You can gather the following information from this diagram:
- The distribution is displayed by GC Time, as indicated by the metric selected in the filter
- All jobs are running on the queue named spark.
- The GCTime for 151 jobs (94.38% of the jobs) is between 37 ms to 50.26 seconds.
- 94.38% of the jobs are being run by 9 users. (Notice the thickness of ribbon as compared to the other ribbons. Click on User to view the Spark Job Details Page with list of jobs being run by the 9 users)
- A very small percent of the jobs is time-consuming. (0.63% of the jobs took about 6.37 mins of GC time.)
For more information on Sankey diagrams, read https://en.wikipedia.org/wiki/Sankey_diagram
A bar chart depicts data as vertical or horizontal bars. The name of the data point is displayed on the x-axis and quantity of data points is displayed on the y-axis, or vice versa, depending on whether the bar chart is vertical or horizontal.
You can gather the following information from this horizontal bar chart.

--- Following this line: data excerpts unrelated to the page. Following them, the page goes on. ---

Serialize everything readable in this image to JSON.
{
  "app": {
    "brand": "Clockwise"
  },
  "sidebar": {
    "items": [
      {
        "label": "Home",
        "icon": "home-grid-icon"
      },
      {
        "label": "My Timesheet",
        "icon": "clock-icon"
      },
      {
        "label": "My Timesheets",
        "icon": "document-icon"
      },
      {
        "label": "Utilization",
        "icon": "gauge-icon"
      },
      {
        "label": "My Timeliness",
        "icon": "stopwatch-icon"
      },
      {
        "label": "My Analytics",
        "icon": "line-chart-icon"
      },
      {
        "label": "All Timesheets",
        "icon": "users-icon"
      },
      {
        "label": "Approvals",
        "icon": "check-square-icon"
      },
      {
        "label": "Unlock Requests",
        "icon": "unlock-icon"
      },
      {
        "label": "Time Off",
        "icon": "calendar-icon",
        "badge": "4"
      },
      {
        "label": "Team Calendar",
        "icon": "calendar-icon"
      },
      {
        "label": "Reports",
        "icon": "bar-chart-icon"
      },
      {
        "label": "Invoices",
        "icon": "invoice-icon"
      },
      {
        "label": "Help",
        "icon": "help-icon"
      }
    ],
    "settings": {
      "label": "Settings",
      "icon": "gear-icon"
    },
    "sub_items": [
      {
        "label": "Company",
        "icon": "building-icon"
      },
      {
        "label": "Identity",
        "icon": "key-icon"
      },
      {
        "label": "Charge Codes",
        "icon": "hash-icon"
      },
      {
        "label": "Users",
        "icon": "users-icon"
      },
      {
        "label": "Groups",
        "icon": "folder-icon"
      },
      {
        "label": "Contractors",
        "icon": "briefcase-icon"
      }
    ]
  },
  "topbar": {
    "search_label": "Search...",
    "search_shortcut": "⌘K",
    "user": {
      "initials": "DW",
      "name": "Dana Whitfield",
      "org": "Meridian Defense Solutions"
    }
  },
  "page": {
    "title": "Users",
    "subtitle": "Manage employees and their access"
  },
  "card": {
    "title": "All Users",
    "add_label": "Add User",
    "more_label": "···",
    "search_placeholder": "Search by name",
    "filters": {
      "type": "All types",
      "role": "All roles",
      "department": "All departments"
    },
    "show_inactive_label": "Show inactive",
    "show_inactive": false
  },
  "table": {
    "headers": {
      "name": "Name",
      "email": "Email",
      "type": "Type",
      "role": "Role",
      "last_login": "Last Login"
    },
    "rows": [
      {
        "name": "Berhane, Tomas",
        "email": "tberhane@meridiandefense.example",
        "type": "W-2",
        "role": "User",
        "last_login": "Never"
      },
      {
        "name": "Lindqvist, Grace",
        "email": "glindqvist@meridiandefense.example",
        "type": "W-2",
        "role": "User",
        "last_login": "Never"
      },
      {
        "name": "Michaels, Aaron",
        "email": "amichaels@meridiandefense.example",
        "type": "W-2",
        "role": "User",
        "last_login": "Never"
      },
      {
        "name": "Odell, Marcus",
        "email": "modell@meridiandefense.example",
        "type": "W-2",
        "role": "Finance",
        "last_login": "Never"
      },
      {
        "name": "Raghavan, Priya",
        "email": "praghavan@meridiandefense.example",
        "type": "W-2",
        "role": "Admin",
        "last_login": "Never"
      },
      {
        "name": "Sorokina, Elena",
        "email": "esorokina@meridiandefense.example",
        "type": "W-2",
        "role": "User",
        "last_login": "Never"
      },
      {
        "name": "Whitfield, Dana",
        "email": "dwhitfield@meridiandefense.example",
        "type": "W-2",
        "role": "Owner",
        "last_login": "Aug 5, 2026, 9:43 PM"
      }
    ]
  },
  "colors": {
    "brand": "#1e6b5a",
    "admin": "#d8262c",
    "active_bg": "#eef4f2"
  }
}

- The pipeline store_s3 had 37 runs.
- There are seven pipelines had 40 runs each.
A histogram is like a bar chart, except that the data is grouped into ranges instead of just one number. The ranges are displayed on the x-axis and data points are displayed on the y-axis.
You can gather the following information from this histogram.
- There was 1 error of type App Exception between 5am and 6am.
- The largest number of errors is 4 and they occurred between 7am and 8am.
Time-series charts with a single metric
A time-series chart is a list of data points mapped against time. The x-axis represents time - this is set to the time setting for the whole page. By default, the time selection is 24 hrs. If you change the time selection for the page, all charts display information for the selected time period.
The calculation in a time-series chart can be simple, so the chart depicts a time:metric pair only. Occassionally, the time-series chart can represent complex calculations such as aggregated values.
In Pulse, the following types of time-series charts are used:
- Time-series chart with a single metric
Here is an example of a time-series chart with a single metric.
- Time-series chart with multiple metrics Here is an example of a time-series chart with multiple metrics. You can select or unselect metrics to view different plots individually. For example, in the sample chart, only one metric is selected.
A heatmap is a chart that uses color to represent the intensity or volume of a metric across time and across other entities such as nodes.